I glanced at him over my shoulder from my sprawled out position on the couch. “Feel like crap,” I replied and went back to staring at the television. ESPN was on. Re-runs of old college championship games I wasn’t paying a lick of attention to because no matter how hard I tried to focus on the television screen, my gaze kept seeking the back yard. The path to Lauren’s, where I’d ripped down the lights earlier that week in a fit of childish rage.

If I hadn’t, would she have come over? Would she have taken the steps to talk to me even though I hadn’t returned her text messages asking if we were okay?

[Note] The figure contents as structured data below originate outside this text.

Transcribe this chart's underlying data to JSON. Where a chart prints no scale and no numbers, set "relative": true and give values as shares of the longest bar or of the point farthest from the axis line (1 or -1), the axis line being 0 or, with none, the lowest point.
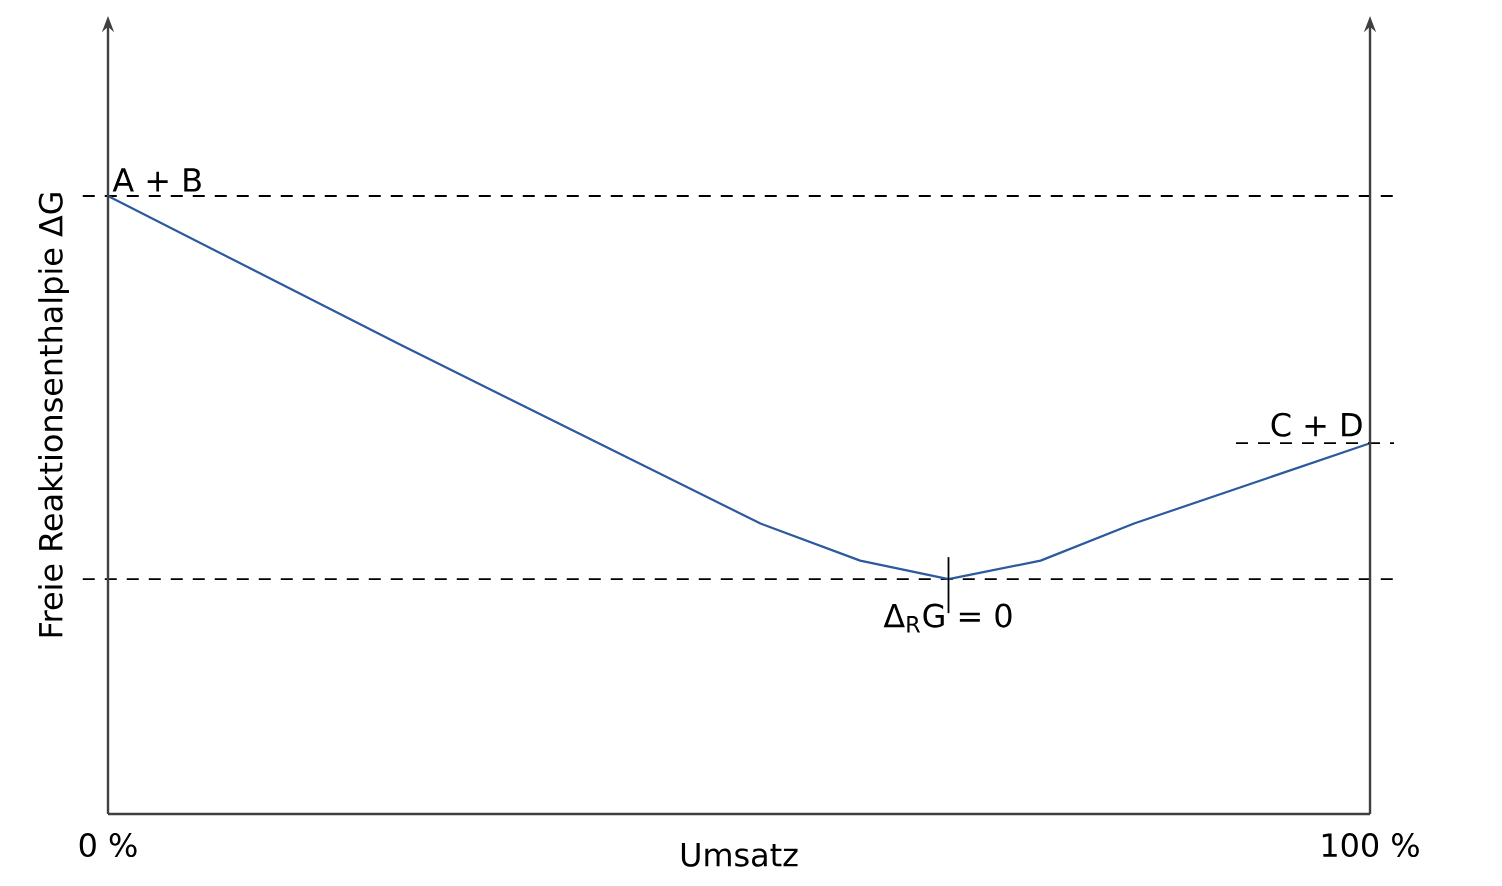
{
  "chart_data": {
    "type": "line",
    "relative": true,
    "xlabel": "Umsatz",
    "ylabel": "Freie Reaktionsenthalpie ΔG",
    "xlim": [
      0,
      100
    ],
    "xticks": [
      {
        "value": 0,
        "label": "0 %"
      },
      {
        "value": 100,
        "label": "100 %"
      }
    ],
    "x": [
      0,
      23.1,
      51.7,
      59.6,
      66.6,
      73.9,
      81.3,
      100
    ],
    "series": [
      {
        "color": "#2b5a9e",
        "values": [
          1,
          0.76,
          0.47,
          0.41,
          0.38,
          0.41,
          0.47,
          0.6
        ]
      }
    ],
    "ref_lines": [
      {
        "axis": "y",
        "value": 1,
        "label": "A + B",
        "line_style": "dashed"
      },
      {
        "axis": "y",
        "value": 0.38,
        "label": null,
        "line_style": "dashed"
      }
    ],
    "annotations": [
      {
        "text": "Δ$_{R}$G = 0",
        "x": 66.6,
        "y": 0.38
      },
      {
        "text": "C + D",
        "x": 100,
        "y": 0.6
      }
    ],
    "grid": false,
    "marker": "none",
    "line_style": "solid"
  }
}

And did I even want her to?

My dad, aware I was avoiding him by staring at the television, took a seat on the other couch and kicked his feet up onto my coffee table. I shoved my head deeper into the pillow so I couldn’t see him.

“Talk to Lauren?” he asked, as nonchalant as could be. Like we’d had plans that day or something. Like I wanted him there. Like it made complete sense I’d pick up the phone and call her.

“Hey, heard your brother couldn’t make bail and is in jail until his trial. Pretty great, huh?”

I mean, Jesus. What was I supposed to say to her?

“No.”

He was quiet for a beat. Then two. Then twelve. I counted each second he didn’t say anything, waiting for him to strike, knowing, without doubt, I’d hate it when he did.